Molti scrittori, come molti creatori in altri campi dell’arte, pensano che se facessero una terapia poi non avrebbero più nulla da dire. Io stesso una volta espressi a quello che era il mio terapeuta il mio timore che la terapia mi privasse della materia e degli aneliti che avevano alimentato fino a quel momento i miei testi. Con un sorriso sardonico (anche i migliori terapeuti a volte possono essere sardonici) mi rispose che purtroppo dubitava che sarei mai guarito abbastanza per avere questo problema. Ritornando serio (come si deve a un attento terapeuta) aggiunse che in ogni caso avrei scritto cose diverse, più profonde. Forse questo vale anche per l’editing: una scrittura non guarisce mai completamente. Certo mano a mano che va avanti un autore diventa più sicuro dei propri mezzi e più cosciente del funzionamento del dispositivo creativo che ha affinato negli anni, ha meno bisogno di un editor. Ma non è detto che non possa ancora imparare qualcosa su se stesso (sulla propria scrittura) da qualcun altro, da un editor.

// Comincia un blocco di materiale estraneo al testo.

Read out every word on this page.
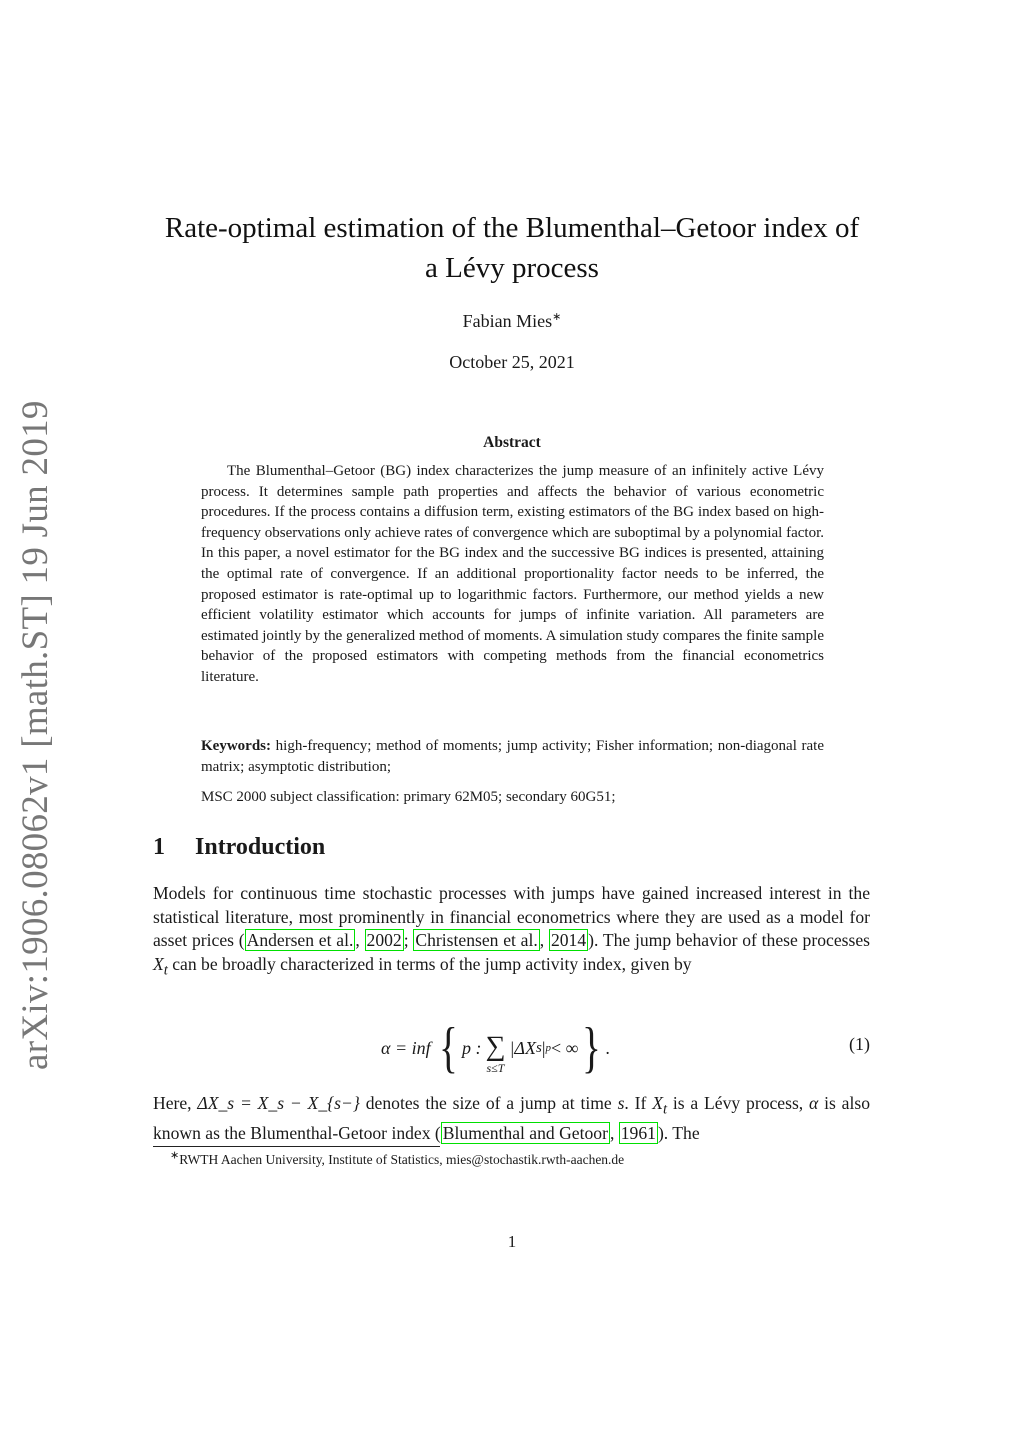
arXiv:1906.08062v1 [math.ST] 19 Jun 2019
Rate-optimal estimation of the Blumenthal–Getoor index of
a Lévy process
Fabian Mies∗
October 25, 2021
Abstract

The Blumenthal–Getoor (BG) index characterizes the jump measure of an infinitely active Lévy process. It determines sample path properties and affects the behavior of various econometric procedures. If the process contains a diffusion term, existing estimators of the BG index based on high-frequency observations only achieve rates of convergence which are suboptimal by a polynomial factor. In this paper, a novel estimator for the BG index and the successive BG indices is presented, attaining the optimal rate of convergence. If an additional proportionality factor needs to be inferred, the proposed estimator is rate-optimal up to logarithmic factors. Furthermore, our method yields a new efficient volatility estimator which accounts for jumps of infinite variation. All parameters are estimated jointly by the generalized method of moments. A simulation study compares the finite sample behavior of the proposed estimators with competing methods from the financial econometrics literature.

Keywords: high-frequency; method of moments; jump activity; Fisher information; non-diagonal rate matrix; asymptotic distribution;

MSC 2000 subject classification: primary 62M05; secondary 60G51;

1 Introduction

Models for continuous time stochastic processes with jumps have gained increased interest in the statistical literature, most prominently in financial econometrics where they are used as a model for asset prices ( Andersen et al. , 2002 ; Christensen et al. , 2014 ). The jump behavior of these processes $X_t$ can be broadly characterized in terms of the jump activity index, given by

α = inf
{ p : ∑
s≤T
|ΔX s | p < ∞ } .	(1)

Here, ΔX_s = X_s − X_{s−} denotes the size of a jump at time s. If $X_t$ is a Lévy process, α is also known as the Blumenthal-Getoor index ( Blumenthal and Getoor , 1961 ). The

∗RWTH Aachen University, Institute of Statistics, mies@stochastik.rwth-aachen.de
1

L’editing, sempre restando per il momento alla sua accezione più nobile, non scardina la posizione centrale e unica dell’autore. L’editor collabora con l’autore, ma rispettando la sua consustanziale specificità, mettendosi al suo servizio. Questo differenzia il “prodotto” testo letterario da quello – uso l’esempio più semplice – film. Un film è quasi sempre il frutto di un lavoro al quale hanno messo mano, e spesso in maggiore o minore misura competitiva, più persone, è un’opera a un grado minore o maggiore collettiva, dove il risultato finale dipende da un equilibrio, voluto o meno che sia, tra varie personalità e varie competenze. Per quanto si dia da fare il regista non domina tutto, non regna incontrastato, per molti versi deve mediare. Non foss’altro – anche ammesso che sia lui l’unico sceneggiatore, che sia lui a montare l’opera e a comporre la musica, come succede in un certo cinema più rigorosamente e artigianalmente d’autore – perché deve servirsi dei volti e dei corpi di altri individui, di attori. Nella scrittura la competenza è invece unica, tutte le decisioni, da quelle di base alle più infime, dipendono da una unica mente. Notoriamente anche alcuni scrittori di (planetario) successo hanno al loro servizio uno stuolo di collaboratori, ma tutto sommato questo modo di arrivare al testo finito – in cui comunque un solo cervello tira le fila – mi sembra ancora un’eccezione. E non mi sembra che la situazione di quegli autori (due, tre, o più) che collaborano alla redazione di uno stesso testo, sia sostanzialmente diversa da quella degli autori che lavorano da soli. La collaborazione di questi autori collettivi mi sembra restare molto diversa da quella che si instaura nel cinema, e ancora legatissima – anche se in qualche caso si tiene a prendere le distanze (Wu Ming) – al concetto classico di autore inteso come entità singola e per molti versi “divina” (si veda per es. il recente La littérature en péril, di T. Todorov), dotata di una sua autorità assoluta sul testo, di una sua pervasiva e totalitaria (seppure plurima, in questo caso) personalità. Per questi autori a più teste si potrebbe parlare forse di (poderoso) editing reciproco, o di auto-editing.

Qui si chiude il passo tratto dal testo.